Público - 9 Fev 04

Sinais de Liberdade
Por JOSÉ MANUEL FERNANDES

A sondagem que hoje publicamos (pág. 20) traz-nos boas notícias. Notícias que, de alguma forma, podem aquietar Luís Salgado Matos sobre o momento em que os portugueses entenderão a importância de se ser de boas contas. "O leitor perceberá a vantagem das boas contas quando deixar de receber a pensão de reforma - ou quando tiver a certeza que nunca a receberá", escreve este nosso colaborador. "Esperemos que não o perceba tarde demais", acrescenta - mas aparentemente já percebeu.
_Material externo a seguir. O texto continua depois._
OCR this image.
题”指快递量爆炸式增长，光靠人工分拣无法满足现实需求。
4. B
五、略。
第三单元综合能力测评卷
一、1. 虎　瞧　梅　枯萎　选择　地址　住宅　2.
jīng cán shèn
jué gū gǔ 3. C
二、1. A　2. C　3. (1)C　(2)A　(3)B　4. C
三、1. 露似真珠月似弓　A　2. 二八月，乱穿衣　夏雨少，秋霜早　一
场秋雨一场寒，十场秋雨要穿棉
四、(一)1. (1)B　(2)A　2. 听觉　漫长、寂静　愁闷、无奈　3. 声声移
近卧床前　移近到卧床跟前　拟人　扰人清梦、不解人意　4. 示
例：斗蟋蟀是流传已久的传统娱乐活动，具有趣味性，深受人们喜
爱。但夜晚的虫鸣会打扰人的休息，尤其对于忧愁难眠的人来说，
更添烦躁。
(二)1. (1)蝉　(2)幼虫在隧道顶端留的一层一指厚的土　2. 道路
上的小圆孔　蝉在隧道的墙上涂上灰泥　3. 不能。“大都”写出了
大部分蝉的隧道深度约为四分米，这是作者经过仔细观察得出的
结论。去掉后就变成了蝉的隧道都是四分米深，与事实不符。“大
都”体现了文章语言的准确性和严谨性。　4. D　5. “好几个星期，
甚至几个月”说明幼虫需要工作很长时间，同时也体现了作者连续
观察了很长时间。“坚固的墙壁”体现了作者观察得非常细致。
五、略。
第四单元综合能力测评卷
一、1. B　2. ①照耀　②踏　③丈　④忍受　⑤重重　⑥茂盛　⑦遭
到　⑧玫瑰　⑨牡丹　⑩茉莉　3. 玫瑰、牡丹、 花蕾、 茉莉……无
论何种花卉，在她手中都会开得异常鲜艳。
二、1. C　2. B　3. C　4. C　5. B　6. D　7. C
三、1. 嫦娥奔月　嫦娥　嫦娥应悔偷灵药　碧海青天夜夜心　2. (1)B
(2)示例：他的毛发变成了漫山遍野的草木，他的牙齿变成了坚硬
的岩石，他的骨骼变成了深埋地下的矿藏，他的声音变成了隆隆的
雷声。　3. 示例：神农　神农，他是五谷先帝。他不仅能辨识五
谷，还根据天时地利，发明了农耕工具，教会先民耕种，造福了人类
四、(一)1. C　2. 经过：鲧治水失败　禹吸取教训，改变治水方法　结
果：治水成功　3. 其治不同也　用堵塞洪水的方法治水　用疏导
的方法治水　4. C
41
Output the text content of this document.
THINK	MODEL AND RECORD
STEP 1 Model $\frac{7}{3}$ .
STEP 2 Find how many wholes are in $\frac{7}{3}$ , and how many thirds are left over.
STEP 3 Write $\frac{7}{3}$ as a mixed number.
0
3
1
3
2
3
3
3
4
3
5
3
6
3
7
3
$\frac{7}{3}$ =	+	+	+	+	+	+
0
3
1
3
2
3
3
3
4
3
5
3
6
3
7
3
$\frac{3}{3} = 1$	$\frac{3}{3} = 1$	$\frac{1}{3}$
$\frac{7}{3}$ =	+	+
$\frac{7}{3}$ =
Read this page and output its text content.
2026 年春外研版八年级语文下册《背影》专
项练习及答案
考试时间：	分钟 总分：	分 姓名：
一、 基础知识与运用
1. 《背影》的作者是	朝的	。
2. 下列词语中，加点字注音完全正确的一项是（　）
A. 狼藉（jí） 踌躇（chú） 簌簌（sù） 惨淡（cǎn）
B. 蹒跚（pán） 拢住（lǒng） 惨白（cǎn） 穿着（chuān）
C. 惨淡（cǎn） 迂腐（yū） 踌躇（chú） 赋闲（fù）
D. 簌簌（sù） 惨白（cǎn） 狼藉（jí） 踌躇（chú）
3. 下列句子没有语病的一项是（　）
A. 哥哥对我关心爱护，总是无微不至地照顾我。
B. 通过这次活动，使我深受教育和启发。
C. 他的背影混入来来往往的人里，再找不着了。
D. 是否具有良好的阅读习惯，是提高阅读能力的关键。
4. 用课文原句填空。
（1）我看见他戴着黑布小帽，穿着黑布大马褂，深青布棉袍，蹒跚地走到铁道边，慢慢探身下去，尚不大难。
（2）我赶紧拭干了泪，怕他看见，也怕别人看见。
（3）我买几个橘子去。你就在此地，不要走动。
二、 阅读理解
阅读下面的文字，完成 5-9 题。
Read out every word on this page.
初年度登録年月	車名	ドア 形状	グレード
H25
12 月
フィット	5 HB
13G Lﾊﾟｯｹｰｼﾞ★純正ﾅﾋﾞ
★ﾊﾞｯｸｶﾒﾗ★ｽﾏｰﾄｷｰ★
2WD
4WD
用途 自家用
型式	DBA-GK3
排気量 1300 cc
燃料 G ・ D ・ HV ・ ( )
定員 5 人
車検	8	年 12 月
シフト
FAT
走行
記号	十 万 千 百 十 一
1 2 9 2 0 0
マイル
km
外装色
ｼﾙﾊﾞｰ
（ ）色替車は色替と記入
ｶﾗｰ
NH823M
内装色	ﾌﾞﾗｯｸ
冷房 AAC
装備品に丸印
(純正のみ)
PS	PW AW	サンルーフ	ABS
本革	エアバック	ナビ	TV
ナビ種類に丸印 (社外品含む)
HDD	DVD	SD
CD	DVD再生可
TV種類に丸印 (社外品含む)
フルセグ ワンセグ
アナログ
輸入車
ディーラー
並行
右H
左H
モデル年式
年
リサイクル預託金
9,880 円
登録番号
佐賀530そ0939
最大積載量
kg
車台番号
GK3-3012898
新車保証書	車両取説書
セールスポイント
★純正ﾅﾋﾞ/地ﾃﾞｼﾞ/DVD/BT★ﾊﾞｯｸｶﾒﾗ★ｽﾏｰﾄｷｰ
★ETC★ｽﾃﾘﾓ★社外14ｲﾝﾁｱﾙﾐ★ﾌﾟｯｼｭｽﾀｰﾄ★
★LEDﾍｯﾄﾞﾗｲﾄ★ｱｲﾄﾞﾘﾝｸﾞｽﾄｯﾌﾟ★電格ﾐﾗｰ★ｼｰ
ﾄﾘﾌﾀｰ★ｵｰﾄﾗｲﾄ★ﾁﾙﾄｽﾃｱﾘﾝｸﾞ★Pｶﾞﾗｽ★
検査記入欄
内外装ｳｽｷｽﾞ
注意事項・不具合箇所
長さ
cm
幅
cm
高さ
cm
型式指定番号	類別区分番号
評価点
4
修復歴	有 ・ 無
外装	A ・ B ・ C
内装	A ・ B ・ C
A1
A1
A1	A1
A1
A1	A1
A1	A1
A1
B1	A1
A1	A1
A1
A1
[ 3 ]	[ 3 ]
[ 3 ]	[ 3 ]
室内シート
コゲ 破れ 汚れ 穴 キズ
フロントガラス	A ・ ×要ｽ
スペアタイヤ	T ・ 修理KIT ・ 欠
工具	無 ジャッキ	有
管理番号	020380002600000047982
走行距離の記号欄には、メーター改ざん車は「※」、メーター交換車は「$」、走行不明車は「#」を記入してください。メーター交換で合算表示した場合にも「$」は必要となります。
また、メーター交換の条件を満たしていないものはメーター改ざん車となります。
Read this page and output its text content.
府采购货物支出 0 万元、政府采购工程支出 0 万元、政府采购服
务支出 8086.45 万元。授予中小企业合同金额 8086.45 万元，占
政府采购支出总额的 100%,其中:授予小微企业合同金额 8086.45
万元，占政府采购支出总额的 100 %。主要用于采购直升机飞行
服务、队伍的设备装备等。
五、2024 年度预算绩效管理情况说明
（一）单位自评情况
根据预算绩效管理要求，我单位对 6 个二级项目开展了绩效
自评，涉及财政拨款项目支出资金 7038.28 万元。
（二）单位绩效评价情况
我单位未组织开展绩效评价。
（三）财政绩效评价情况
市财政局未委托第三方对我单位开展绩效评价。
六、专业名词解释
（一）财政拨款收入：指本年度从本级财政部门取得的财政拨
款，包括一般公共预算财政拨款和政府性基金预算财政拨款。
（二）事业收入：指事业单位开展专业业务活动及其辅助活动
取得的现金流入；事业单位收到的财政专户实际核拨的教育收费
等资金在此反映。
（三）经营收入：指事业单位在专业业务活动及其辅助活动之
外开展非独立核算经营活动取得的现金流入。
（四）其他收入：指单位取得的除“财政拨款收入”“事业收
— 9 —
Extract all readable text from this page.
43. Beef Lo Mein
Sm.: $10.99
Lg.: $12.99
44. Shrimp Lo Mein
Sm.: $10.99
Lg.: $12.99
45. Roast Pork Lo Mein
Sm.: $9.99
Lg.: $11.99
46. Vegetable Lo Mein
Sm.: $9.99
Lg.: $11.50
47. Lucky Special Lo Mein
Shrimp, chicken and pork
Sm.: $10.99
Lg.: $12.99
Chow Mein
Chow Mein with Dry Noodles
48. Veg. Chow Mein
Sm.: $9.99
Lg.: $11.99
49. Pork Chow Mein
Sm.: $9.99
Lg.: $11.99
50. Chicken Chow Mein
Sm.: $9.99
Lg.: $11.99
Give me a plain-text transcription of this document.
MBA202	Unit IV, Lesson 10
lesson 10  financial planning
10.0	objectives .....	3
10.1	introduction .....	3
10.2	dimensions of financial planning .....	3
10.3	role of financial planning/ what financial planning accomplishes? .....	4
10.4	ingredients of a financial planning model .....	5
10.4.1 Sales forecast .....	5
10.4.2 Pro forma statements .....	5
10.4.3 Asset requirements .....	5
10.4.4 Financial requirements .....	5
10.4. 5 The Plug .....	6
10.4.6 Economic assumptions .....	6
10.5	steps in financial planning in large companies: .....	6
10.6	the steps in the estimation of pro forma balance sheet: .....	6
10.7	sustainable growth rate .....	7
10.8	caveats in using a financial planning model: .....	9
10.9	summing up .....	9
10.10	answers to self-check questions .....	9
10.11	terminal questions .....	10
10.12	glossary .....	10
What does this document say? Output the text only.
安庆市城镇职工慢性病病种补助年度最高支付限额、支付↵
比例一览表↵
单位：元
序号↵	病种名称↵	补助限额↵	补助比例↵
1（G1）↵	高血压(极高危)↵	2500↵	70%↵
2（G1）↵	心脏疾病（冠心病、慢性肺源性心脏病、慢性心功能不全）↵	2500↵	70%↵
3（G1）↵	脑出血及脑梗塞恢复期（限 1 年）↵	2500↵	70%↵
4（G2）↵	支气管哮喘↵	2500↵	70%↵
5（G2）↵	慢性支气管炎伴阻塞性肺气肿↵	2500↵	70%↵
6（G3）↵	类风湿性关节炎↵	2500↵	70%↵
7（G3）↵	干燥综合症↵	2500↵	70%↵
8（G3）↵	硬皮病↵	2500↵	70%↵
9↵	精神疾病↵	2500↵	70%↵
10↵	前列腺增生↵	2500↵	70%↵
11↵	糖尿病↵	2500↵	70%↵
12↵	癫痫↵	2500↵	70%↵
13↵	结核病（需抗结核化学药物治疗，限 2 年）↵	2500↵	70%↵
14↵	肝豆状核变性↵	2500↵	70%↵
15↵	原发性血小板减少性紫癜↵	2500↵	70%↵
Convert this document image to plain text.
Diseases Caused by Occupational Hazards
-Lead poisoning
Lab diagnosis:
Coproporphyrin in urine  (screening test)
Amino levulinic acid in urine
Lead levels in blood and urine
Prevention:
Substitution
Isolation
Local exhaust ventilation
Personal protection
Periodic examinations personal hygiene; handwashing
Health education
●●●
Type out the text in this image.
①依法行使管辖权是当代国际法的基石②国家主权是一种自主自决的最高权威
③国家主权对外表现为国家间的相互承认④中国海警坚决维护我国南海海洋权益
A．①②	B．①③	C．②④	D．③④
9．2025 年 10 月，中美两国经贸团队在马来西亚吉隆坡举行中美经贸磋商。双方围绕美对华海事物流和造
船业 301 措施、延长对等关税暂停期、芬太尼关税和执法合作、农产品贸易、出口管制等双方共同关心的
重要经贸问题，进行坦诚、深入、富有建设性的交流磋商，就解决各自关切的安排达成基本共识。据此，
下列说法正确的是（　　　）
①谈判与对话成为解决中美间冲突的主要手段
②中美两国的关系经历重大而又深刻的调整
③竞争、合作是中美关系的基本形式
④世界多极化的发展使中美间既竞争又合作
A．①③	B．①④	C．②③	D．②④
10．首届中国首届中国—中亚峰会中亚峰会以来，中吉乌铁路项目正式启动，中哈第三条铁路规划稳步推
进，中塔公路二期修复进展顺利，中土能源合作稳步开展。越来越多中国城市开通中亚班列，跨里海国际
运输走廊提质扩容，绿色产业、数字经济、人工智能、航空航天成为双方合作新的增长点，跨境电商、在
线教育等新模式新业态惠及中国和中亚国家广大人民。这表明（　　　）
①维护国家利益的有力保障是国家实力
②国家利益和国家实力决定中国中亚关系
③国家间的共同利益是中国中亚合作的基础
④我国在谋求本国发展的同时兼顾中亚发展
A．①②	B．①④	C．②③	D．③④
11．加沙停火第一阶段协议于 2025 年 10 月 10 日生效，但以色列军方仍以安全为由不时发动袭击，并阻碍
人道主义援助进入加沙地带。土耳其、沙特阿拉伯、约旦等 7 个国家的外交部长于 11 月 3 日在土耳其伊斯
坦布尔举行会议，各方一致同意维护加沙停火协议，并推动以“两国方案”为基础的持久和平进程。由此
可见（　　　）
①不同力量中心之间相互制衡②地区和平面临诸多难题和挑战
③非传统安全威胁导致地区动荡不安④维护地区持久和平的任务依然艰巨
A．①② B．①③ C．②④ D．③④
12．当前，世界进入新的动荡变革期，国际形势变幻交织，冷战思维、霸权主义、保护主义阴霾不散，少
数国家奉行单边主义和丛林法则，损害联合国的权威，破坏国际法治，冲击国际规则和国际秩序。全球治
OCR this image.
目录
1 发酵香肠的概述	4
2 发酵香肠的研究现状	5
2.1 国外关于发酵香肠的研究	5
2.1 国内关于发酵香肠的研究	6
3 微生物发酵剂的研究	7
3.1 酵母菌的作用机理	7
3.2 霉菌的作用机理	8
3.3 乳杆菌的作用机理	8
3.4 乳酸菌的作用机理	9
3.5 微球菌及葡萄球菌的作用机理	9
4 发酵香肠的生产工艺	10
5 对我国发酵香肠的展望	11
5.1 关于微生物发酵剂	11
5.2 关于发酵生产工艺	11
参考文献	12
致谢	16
Ou, pelo menos, dá sinais disso.

Quando mais de metade dos inquiridos (53 por cento) entende que os sacrifícios valem a pena "para manter as contas públicas equilibradas e a dívida pública controlada" isso mostra que, mesmo face à falta de jeito do Governo para apresentar as medidas mais duras, sobreleva a noção de que não era possível continuar a dieta de engorda que representava o nosso défice generoso. Mas há mais sinais de bom senso, quer na defesa de um pacto entre os principais partidos sobre as finanças públicas, quer no apoio à ideia de que deve haver alguma plurianualidade nos Orçamentos do Estado.

A resposta mais surpreendente será contudo a que avalia a reforma da legislação laboral. Não se formou uma maioria clara, mas contra a expectativa que apontaria para um país ainda muito ligado à ideia da segurança no emprego, surgiu-nos uma maioria relativa de respostas que consideram que a flexibilização das leis laborais ficou aquém das necessidades. Somando estas respostas às dos que consideram que essa flexibilização ficou no ponto justo, temos metade dos inquiridos - isto num estudo onde encontrámos mais gente a culpar o actual Governo pela situação económica do que a atirar as culpas para o anterior. Tudo isto num inquérito onde também se encontra o mesmo número de inquiridos a defender a diminuição dos impostos sobre as empresas do que a defender mais investimento público como forma de relançar a economia.

Surge-nos assim um retrato dos portugueses em que estes surgem mais liberais e menos estatistas do que a imagem padronizada (até no debate político). Portugueses que começam a interiorizarem a necessidade de rigor nas contas públicas, mesmo a doer, rigor esse associado a uma fé crescente no mercado - um mercado com leis laborais mais flexíveis e impostos mais baixos sobre as empresas.

Num único ponto continuamos iguais a nós próprios: tememos os espanhóis. Já não os exércitos dos Filipes, mas a invasão da Zara, do El Corte Inglês ou da Repsol. Em tudo o resto a opinião pública parece em sintonia com alguns dos pontos centrais da estratégia de desenvolvimento aprovada na Cimeira de Lisboa do Conselho Europeu - então formado por uma larga maioria de governos socialistas - e que apontava o caminho das reformas económicas, da disciplina das contas públicas e da liberalização competitiva como o caminho do crescimento e da riqueza. Enraizado, naturalmente, em sociedades que fazem do conhecimento a alavanca do progresso.

Nesse último ponto continuamos contudo bem longe da indispensável reforma das mentalidades. Até porque, como ontem dizia neste jornal o vice-presidente da Sociedade Portuguesa de Matemática, Nuno Crato, "os estudantes habituaram-se a que seja socialmente aceitável não gostar e ser mau a matemática". E isso é um tremendo sinal de atraso - como era um sinal de atraso aceitar-se socialmente a pedofilia, como sucedia ainda há poucos anos.